Typical rf switches are p-i-n diodes, but p-i-n diodes have problems including power consumption (the diode must be forward biased to provide carriers for the low impedance state), high cost, and nonlinearity.
Peterson, Dynamic Micromechanics on Silicon: Techniques and Devices, 25 IEEE Tr.El.Dev. 1241 (1978), includes silicon micromechanical metal-coated cantilevers which act as metal-to-metal switches. FIGS. 1a-b illustrate in plan and cross sectional elevation views of such switches with silicon dioxide ("oxide") cantilever 102 extending out over 7 .mu.m-deep opening 104 etched in silicon substrate 106. Metal electrodes 108-109 extend onto cantilever 102, and metal conductor 110 extends onto and up and out over the end of cantilever 102. Metal contact 120 on oxide 112 lies in the same plane as canitlever 102 and extends out under the end of conductor 110. The switch operates as follows. With no voltage applied between electrodes 108-109 and silicon substrate 106, cantilever 102 remains parallel to the surface of silicon substrate 106 and the switch is open. However, about 60 volts applied between the electrodes and the substrate pulls cantilever 102 towards substrate 106 until the end of conductor 110 makes contact with metal 120. This closes the switch. Release of the pull down voltage then opens the switch.
Micromechanical spatial light modulators with metallized polymer membranes appear in Hornbeck, U.S. Pat. No. 4,441,791. FIG. 2a shows a cross sectional elevation view through two pixels of an array of such pixels, and FIG. 2b shows the equivalent circuit.
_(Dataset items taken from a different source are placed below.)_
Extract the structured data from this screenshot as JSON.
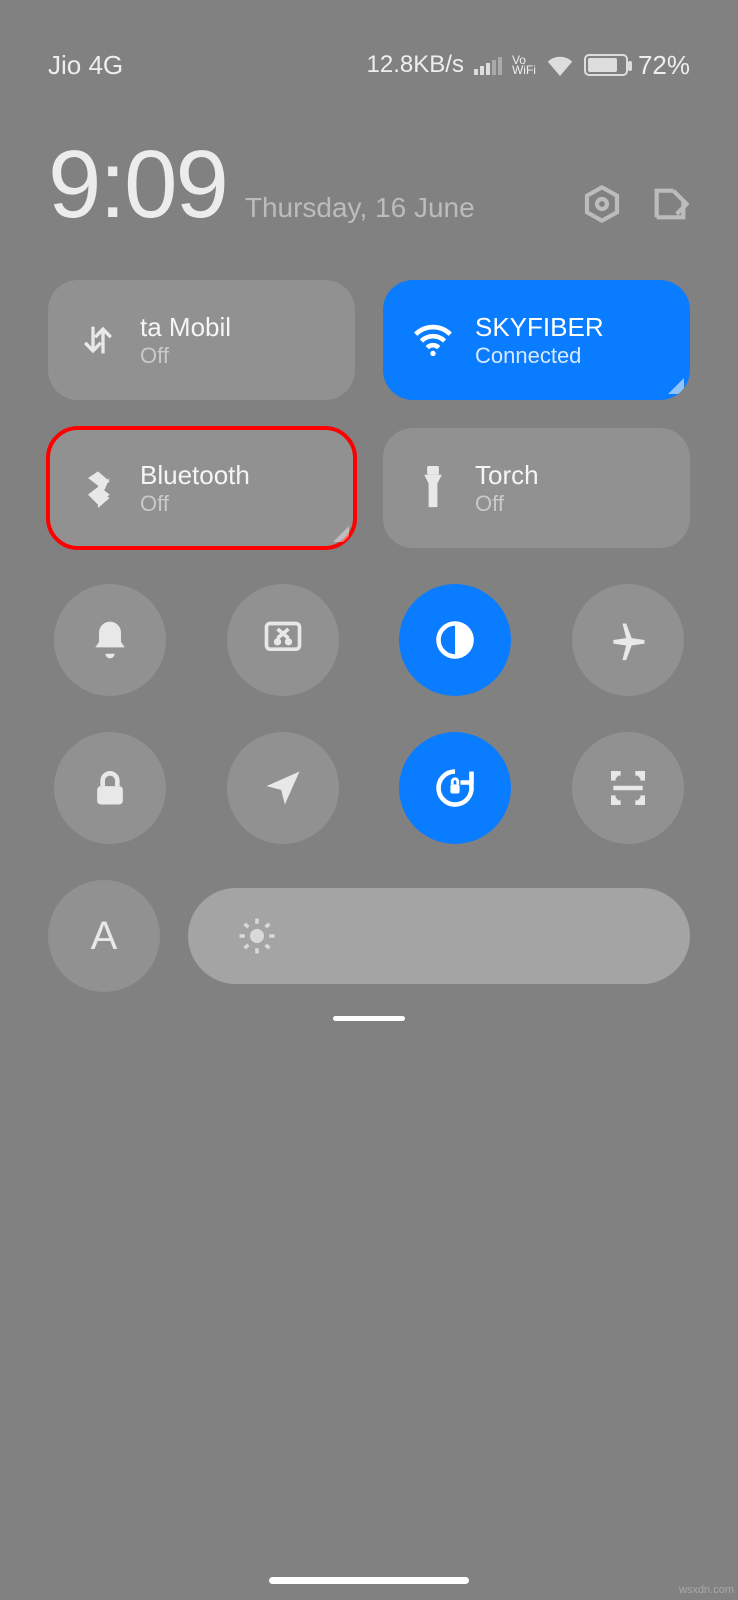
{
  "status": {
    "carrier": "Jio 4G",
    "speed": "12.8KB/s",
    "vowifi_top": "Vo",
    "vowifi_bot": "WiFi",
    "battery": "72%",
    "battery_small": "%"
  },
  "clock": {
    "time": "9:09",
    "date": "Thursday, 16 June"
  },
  "tiles": {
    "data": {
      "title": "ta    Mobil",
      "sub": "Off"
    },
    "wifi": {
      "title": "SKYFIBER",
      "sub": "Connected"
    },
    "bt": {
      "title": "Bluetooth",
      "sub": "Off"
    },
    "torch": {
      "title": "Torch",
      "sub": "Off"
    }
  },
  "brightness": {
    "auto_label": "A"
  },
  "watermark": "wsxdn.com"
}
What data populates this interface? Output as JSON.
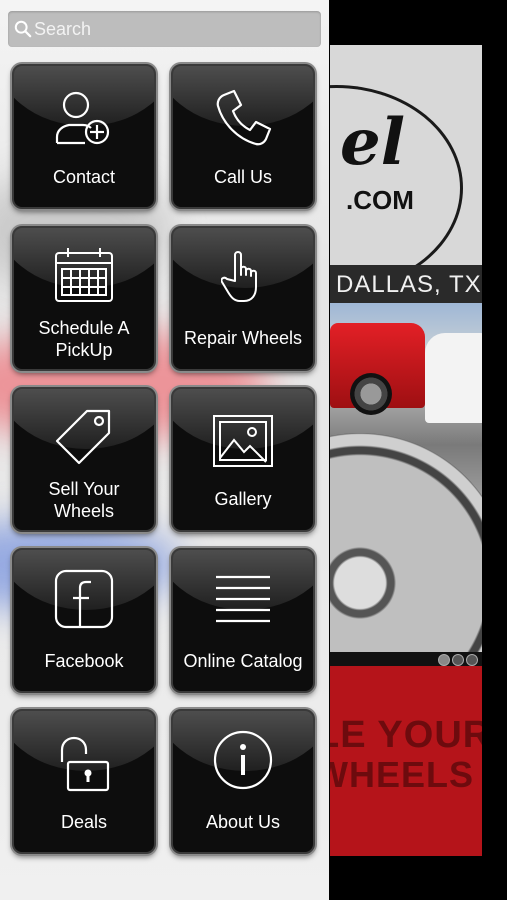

Voltage applied between the metal film 30-31 on the underside of polymer membrane 35 and the underlying electrode 21 pulls the membrane part way down to the electrode and thereby disrupts the flat surface of reflecting metal film 26 on the polymer membrane and thereby modulates reflected light. Applying too large a voltage collapses the polymer membrane down to the electrode and destroys the pixel. Selectively applying voltages to pixels in the array permits spatial light modulation.
Spatial light modulators with pixels made of metal torsion beams with landing pads appears in Hornbeck, U.S. Pat. No. 5,061,049. FIGS. 3a-d show such a pixel in perspective, cross sectional and plan views with metal beam 30 suspended by thin metal torsion hinges 34 and 36 over underlying electrodes 42 and 46 plus landing pads 40-14 41. With no voltage applied between electrodes 42, 46 and beam 30, the beam remains parallel to the metal surface 26, 28 as in FIG. 3b. A voltage applied between electrode 42 and beam 30 pulls on the beam and the beam twists counterclockwise (in FIG. 3d) on hinges 34, 36 and one beam edge moves down toward the electrode while the other beam edge rises as illustrated. Beam 30 stops when it contacts landing pad 40, which is at the same voltage as the beam (typically, ground). With beam 30 in this tilted position, light reflects at a different angle from the beam than light reflecting from the surface 28. Removal of the applied voltage allows hinges 34, 36 to relax and return beam 30 to the position parallel to the surface 28. Thus an array of such pixels can act as a spatial light modulator.
Further, applying a voltage between electrode 46 and beam 30 (and no voltage between electrode 42 and beam 30) will analogously twist beam 30 in the clockwise direction until it makes contact with landing pad 41. This provides a second angle of reflection for incident light.